If author websites are any indicator of continued popularity in American literature, Mark Twain and Ernest Hemingway are the current winners. According to my count of websites devoted to 82 American authors represented in panel titles at this week’s meeting of the American Literature Association, just a handful of writers come close to Hemingway or Twain in the number of author websites with their name in the URL. Happily, John Steinbeck is among them. Like Mark Twain (at six sites), Ernest Hemingway (nine), and John Steinbeck (four), William Faulkner, F. Scott Fitzgerald, and Jack Kerouac are the subject of at least four sites each, including one or more blog sites connecting their life and work to contemporary issues.
Just a handful of writers come close to Hemingway or Twain in the number of author websites with their name in the URL. Happily, John Steinbeck is among them.
By my count, 65 writers in this year’s American Literature Association lineup are the subject of single-author websites of one kind or another. Most are societies, study centers, or collections devoted to the author’s writing. Some are houses or museums associated with the author’s life, and 28 are blog sites that foster popularity by recording reader passion and encouraging public conversation about the author’s ideas. Steinbeck, Faulkner, Fitzgerald, and Kerouac have sites representing each category, but with four separate blog sites devoted to his life and writing, Ernest Hemingway holds the record for blog volume about an American author. Uniquely (but unsurprisingly) among the American authors I checked, Mark Twain is also the subject of a website representing the interests of an author’s estate.

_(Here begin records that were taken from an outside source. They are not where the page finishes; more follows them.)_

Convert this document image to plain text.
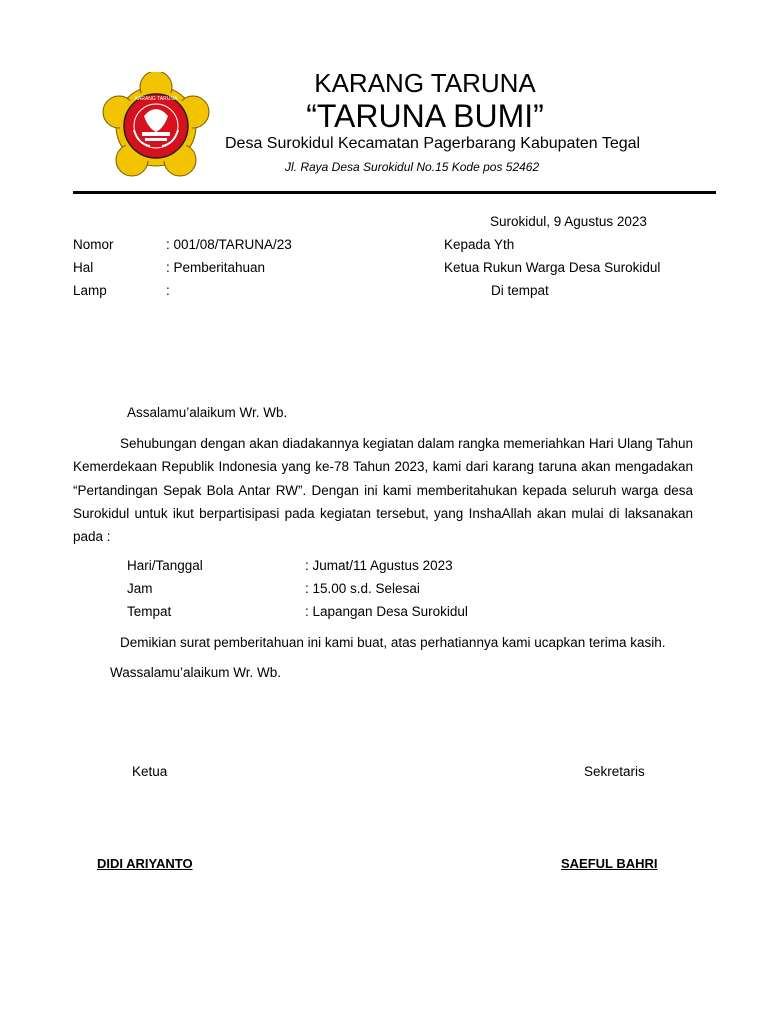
KARANG TARUNA
KARANG TARUNA
“TARUNA BUMI”
Desa Surokidul Kecamatan Pagerbarang Kabupaten Tegal
Jl. Raya Desa Surokidul No.15 Kode pos 52462
Surokidul, 9 Agustus 2023
Nomor	: 001/08/TARUNA/23
Hal	: Pemberitahuan
Lamp	:
Kepada Yth
Ketua Rukun Warga Desa Surokidul
Di tempat
Assalamu’alaikum Wr. Wb.
Sehubungan dengan akan diadakannya kegiatan dalam rangka memeriahkan Hari Ulang Tahun Kemerdekaan Republik Indonesia yang ke-78 Tahun 2023, kami dari karang taruna akan mengadakan “Pertandingan Sepak Bola Antar RW”. Dengan ini kami memberitahukan kepada seluruh warga desa Surokidul untuk ikut berpartisipasi pada kegiatan tersebut, yang InshaAllah akan mulai di laksanakan pada :
Hari/Tanggal	: Jumat/11 Agustus 2023
Jam	: 15.00 s.d. Selesai
Tempat	: Lapangan Desa Surokidul
Demikian surat pemberitahuan ini kami buat, atas perhatiannya kami ucapkan terima kasih.
Wassalamu’alaikum Wr. Wb.
Ketua	Sekretaris
DIDI ARIYANTO	SAEFUL BAHRI
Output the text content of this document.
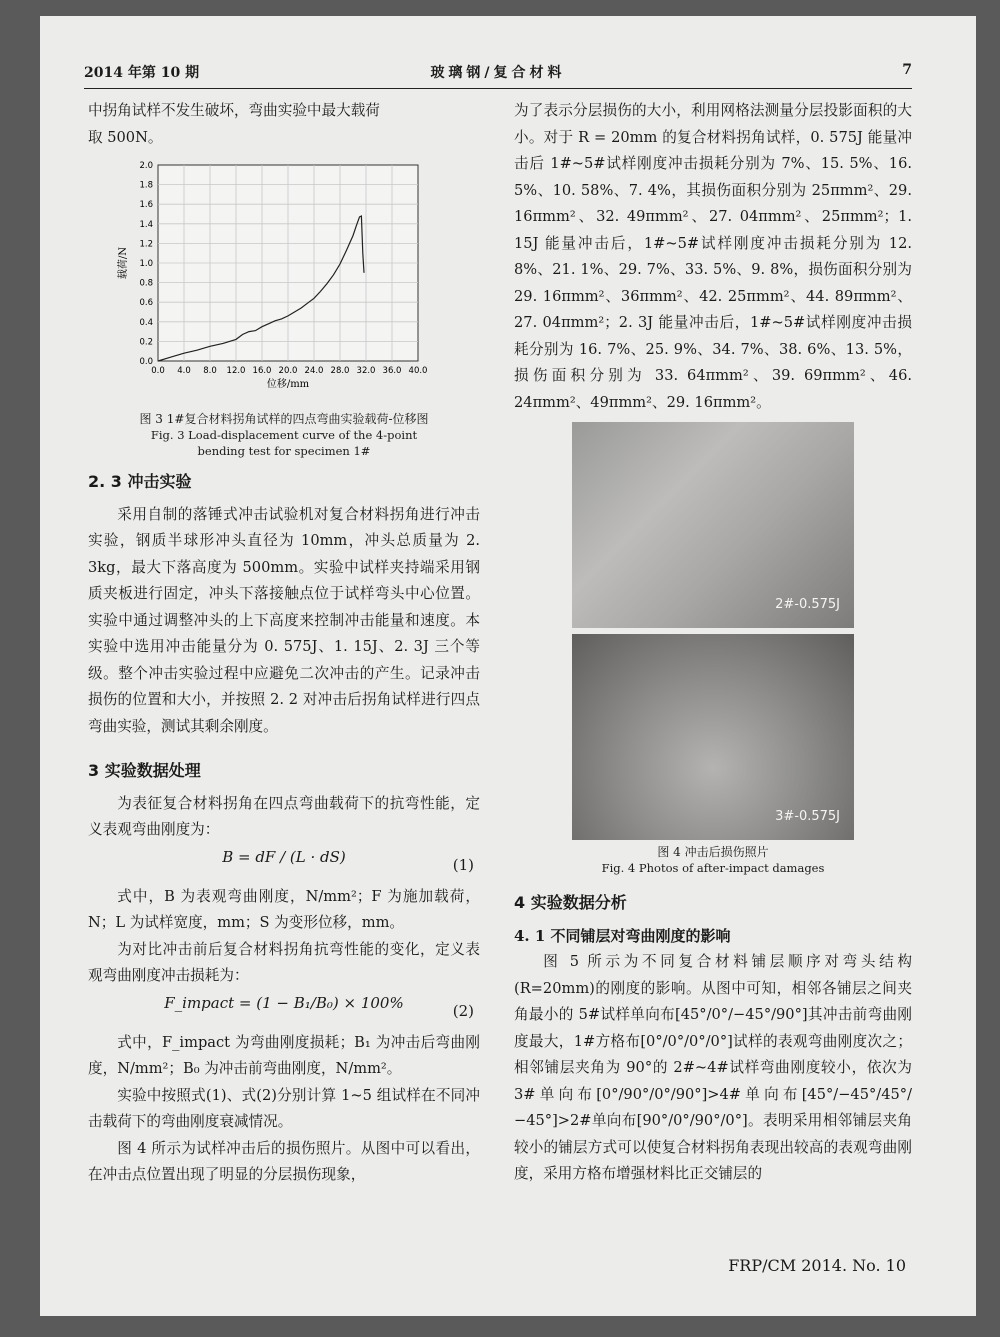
2014 年第 10 期	玻璃钢/复合材料	7

中拐角试样不发生破坏，弯曲实验中最大载荷

取 500N。

0.0 4.0 8.0 12.0 16.0 20.0 24.0 28.0 32.0 36.0 40.0
0.0
0.2
0.4
0.6
0.8
1.0
1.2
1.4
1.6
1.8
2.0
位移/mm
载荷/N
图 3 1#复合材料拐角试样的四点弯曲实验载荷-位移图
Fig. 3 Load-displacement curve of the 4-point
bending test for specimen 1#
2. 3 冲击实验

采用自制的落锤式冲击试验机对复合材料拐角进行冲击实验，钢质半球形冲头直径为 10mm，冲头总质量为 2. 3kg，最大下落高度为 500mm。实验中试样夹持端采用钢质夹板进行固定，冲头下落接触点位于试样弯头中心位置。实验中通过调整冲头的上下高度来控制冲击能量和速度。本实验中选用冲击能量分为 0. 575J、1. 15J、2. 3J 三个等级。整个冲击实验过程中应避免二次冲击的产生。记录冲击损伤的位置和大小，并按照 2. 2 对冲击后拐角试样进行四点弯曲实验，测试其剩余刚度。

3 实验数据处理

为表征复合材料拐角在四点弯曲载荷下的抗弯性能，定义表观弯曲刚度为：

B = dF / (L · dS)	(1)

式中，B 为表观弯曲刚度，N/mm²；F 为施加载荷，N；L 为试样宽度，mm；S 为变形位移，mm。

为对比冲击前后复合材料拐角抗弯性能的变化，定义表观弯曲刚度冲击损耗为：

F_impact = (1 − B₁/B₀) × 100%	(2)

式中，F_impact 为弯曲刚度损耗；B₁ 为冲击后弯曲刚度，N/mm²；B₀ 为冲击前弯曲刚度，N/mm²。

实验中按照式(1)、式(2)分别计算 1~5 组试样在不同冲击载荷下的弯曲刚度衰减情况。

图 4 所示为试样冲击后的损伤照片。从图中可以看出，在冲击点位置出现了明显的分层损伤现象，

为了表示分层损伤的大小，利用网格法测量分层投影面积的大小。对于 R = 20mm 的复合材料拐角试样，0. 575J 能量冲击后 1#~5#试样刚度冲击损耗分别为 7%、15. 5%、16. 5%、10. 58%、7. 4%，其损伤面积分别为 25πmm²、29. 16πmm²、32. 49πmm²、27. 04πmm²、25πmm²；1. 15J 能量冲击后，1#~5#试样刚度冲击损耗分别为 12. 8%、21. 1%、29. 7%、33. 5%、9. 8%，损伤面积分别为 29. 16πmm²、36πmm²、42. 25πmm²、44. 89πmm²、27. 04πmm²；2. 3J 能量冲击后，1#~5#试样刚度冲击损耗分别为 16. 7%、25. 9%、34. 7%、38. 6%、13. 5%，损伤面积分别为 33. 64πmm²、39. 69πmm²、46. 24πmm²、49πmm²、29. 16πmm²。

2#-0.575J
3#-0.575J
图 4 冲击后损伤照片
Fig. 4 Photos of after-impact damages
4 实验数据分析
4. 1 不同铺层对弯曲刚度的影响

图 5 所示为不同复合材料铺层顺序对弯头结构(R=20mm)的刚度的影响。从图中可知，相邻各铺层之间夹角最小的 5#试样单向布[45°/0°/−45°/90°]其冲击前弯曲刚度最大，1#方格布[0°/0°/0°/0°]试样的表观弯曲刚度次之；相邻铺层夹角为 90°的 2#~4#试样弯曲刚度较小，依次为 3#单向布[0°/90°/0°/90°]>4#单向布[45°/−45°/45°/−45°]>2#单向布[90°/0°/90°/0°]。表明采用相邻铺层夹角较小的铺层方式可以使复合材料拐角表现出较高的表观弯曲刚度，采用方格布增强材料比正交铺层的

FRP/CM 2014. No. 10
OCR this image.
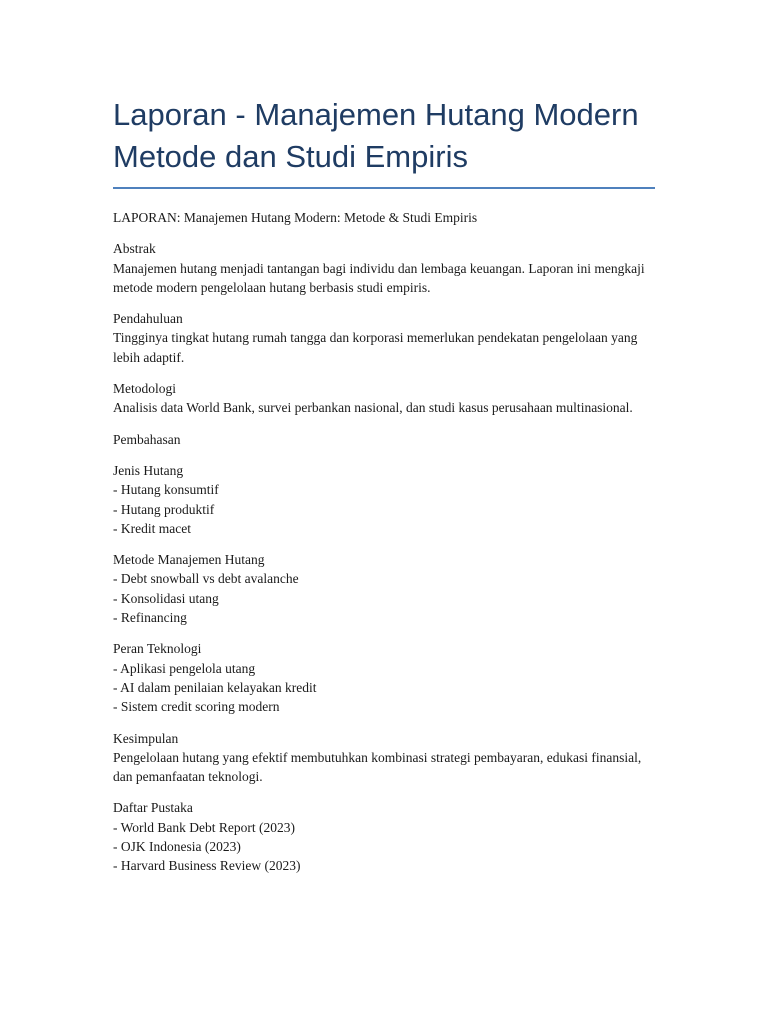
Laporan - Manajemen Hutang Modern
Metode dan Studi Empiris

LAPORAN: Manajemen Hutang Modern: Metode & Studi Empiris

Abstrak
Manajemen hutang menjadi tantangan bagi individu dan lembaga keuangan. Laporan ini mengkaji metode modern pengelolaan hutang berbasis studi empiris.
Pendahuluan
Tingginya tingkat hutang rumah tangga dan korporasi memerlukan pendekatan pengelolaan yang lebih adaptif.
Metodologi
Analisis data World Bank, survei perbankan nasional, dan studi kasus perusahaan multinasional.
Pembahasan
Jenis Hutang
- Hutang konsumtif
- Hutang produktif
- Kredit macet
Metode Manajemen Hutang
- Debt snowball vs debt avalanche
- Konsolidasi utang
- Refinancing
Peran Teknologi
- Aplikasi pengelola utang
- AI dalam penilaian kelayakan kredit
- Sistem credit scoring modern
Kesimpulan
Pengelolaan hutang yang efektif membutuhkan kombinasi strategi pembayaran, edukasi finansial, dan pemanfaatan teknologi.
Daftar Pustaka
- World Bank Debt Report (2023)
- OJK Indonesia (2023)
- Harvard Business Review (2023)
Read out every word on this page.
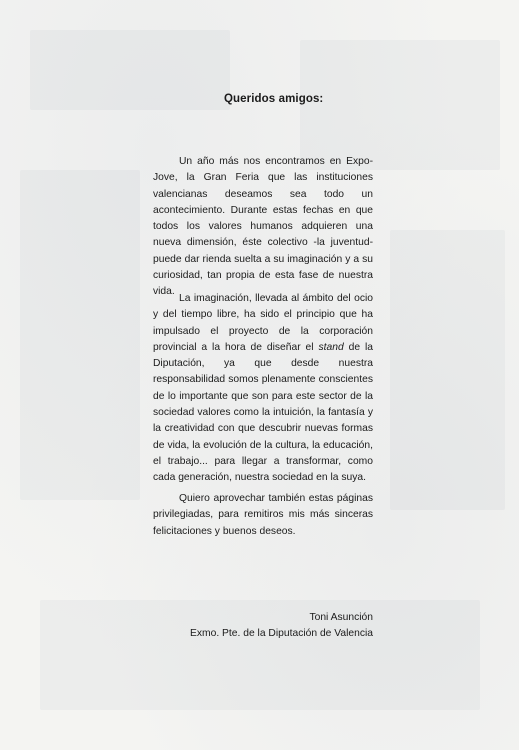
Queridos amigos:

Un año más nos encontramos en Expo-Jove, la Gran Feria que las instituciones valencianas deseamos sea todo un acontecimiento. Durante estas fechas en que todos los valores humanos adquieren una nueva dimensión, éste colectivo -la juventud- puede dar rienda suelta a su imaginación y a su curiosidad, tan propia de esta fase de nuestra vida.

La imaginación, llevada al ámbito del ocio y del tiempo libre, ha sido el principio que ha impulsado el proyecto de la corporación provincial a la hora de diseñar el stand de la Diputación, ya que desde nuestra responsabilidad somos plenamente conscientes de lo importante que son para este sector de la sociedad valores como la intuición, la fantasía y la creatividad con que descubrir nuevas formas de vida, la evolución de la cultura, la educación, el trabajo... para llegar a transformar, como cada generación, nuestra sociedad en la suya.

Quiero aprovechar también estas páginas privilegiadas, para remitiros mis más sinceras felicitaciones y buenos deseos.

Toni Asunción
Exmo. Pte. de la Diputación de Valencia
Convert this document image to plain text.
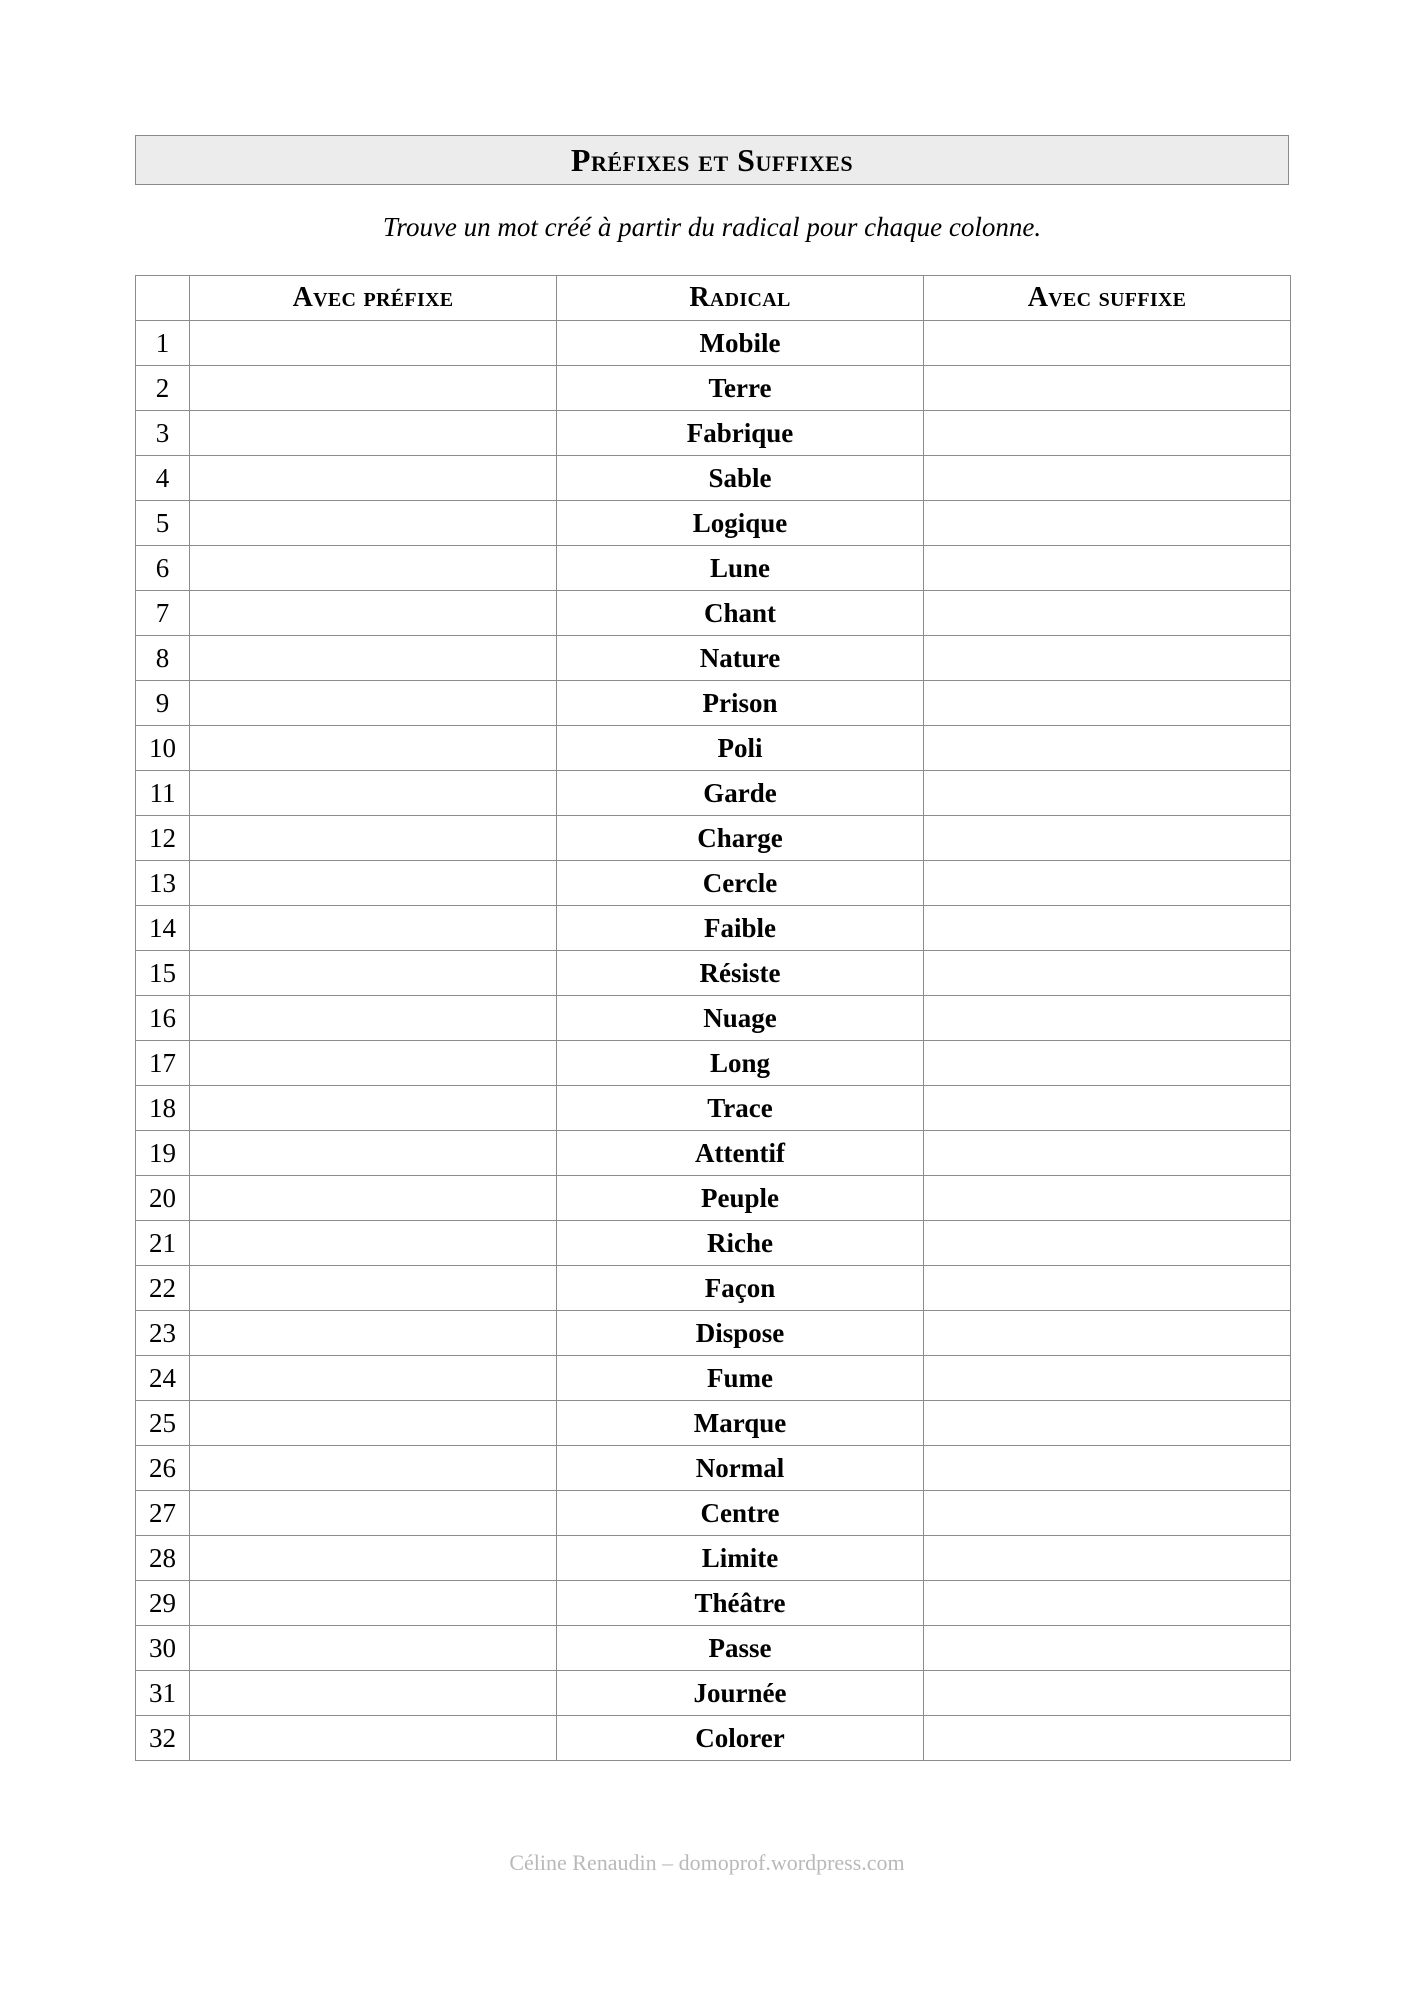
Préfixes et Suffixes
Trouve un mot créé à partir du radical pour chaque colonne.
	Avec préfixe	Radical	Avec suffixe
1		Mobile	
2		Terre	
3		Fabrique	
4		Sable	
5		Logique	
6		Lune	
7		Chant	
8		Nature	
9		Prison	
10		Poli	
11		Garde	
12		Charge	
13		Cercle	
14		Faible	
15		Résiste	
16		Nuage	
17		Long	
18		Trace	
19		Attentif	
20		Peuple	
21		Riche	
22		Façon	
23		Dispose	
24		Fume	
25		Marque	
26		Normal	
27		Centre	
28		Limite	
29		Théâtre	
30		Passe	
31		Journée	
32		Colorer	
Céline Renaudin – domoprof.wordpress.com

With four separate blog sites devoted to his life and writing, Ernest Hemingway holds the record for blog volume about an American author.
But if blogging also equals attention span in American literature, at least a quarter of the writers on the American Literature Association marquee continue to have meaning in the lives of readers. Besides Twain, Hemingway, Faulkner, Fitzgerald, Steinbeck, and Kerouac, the list of American authors with an active blog site in their name includes Louisa May Alcott, Elizabeth Bishop, E.E. Cummings, Emily Dickinson, Theodore Dreiser, Margaret Fuller, Cormac McCarthy, Carson McCullers, Toni Morrison, Flannery O’Connor, Charles Olson, Edgar Allan Poe, Gertrude Stein, Harriet Beecher Stowe, John Updike, Kurt Vonnegut, and August Wilson. Another, Thornton Wilder, is the subject of a blog site started by family members—an idea for John Steinbeck that is, due to circumstances, unlikely to see the light of day.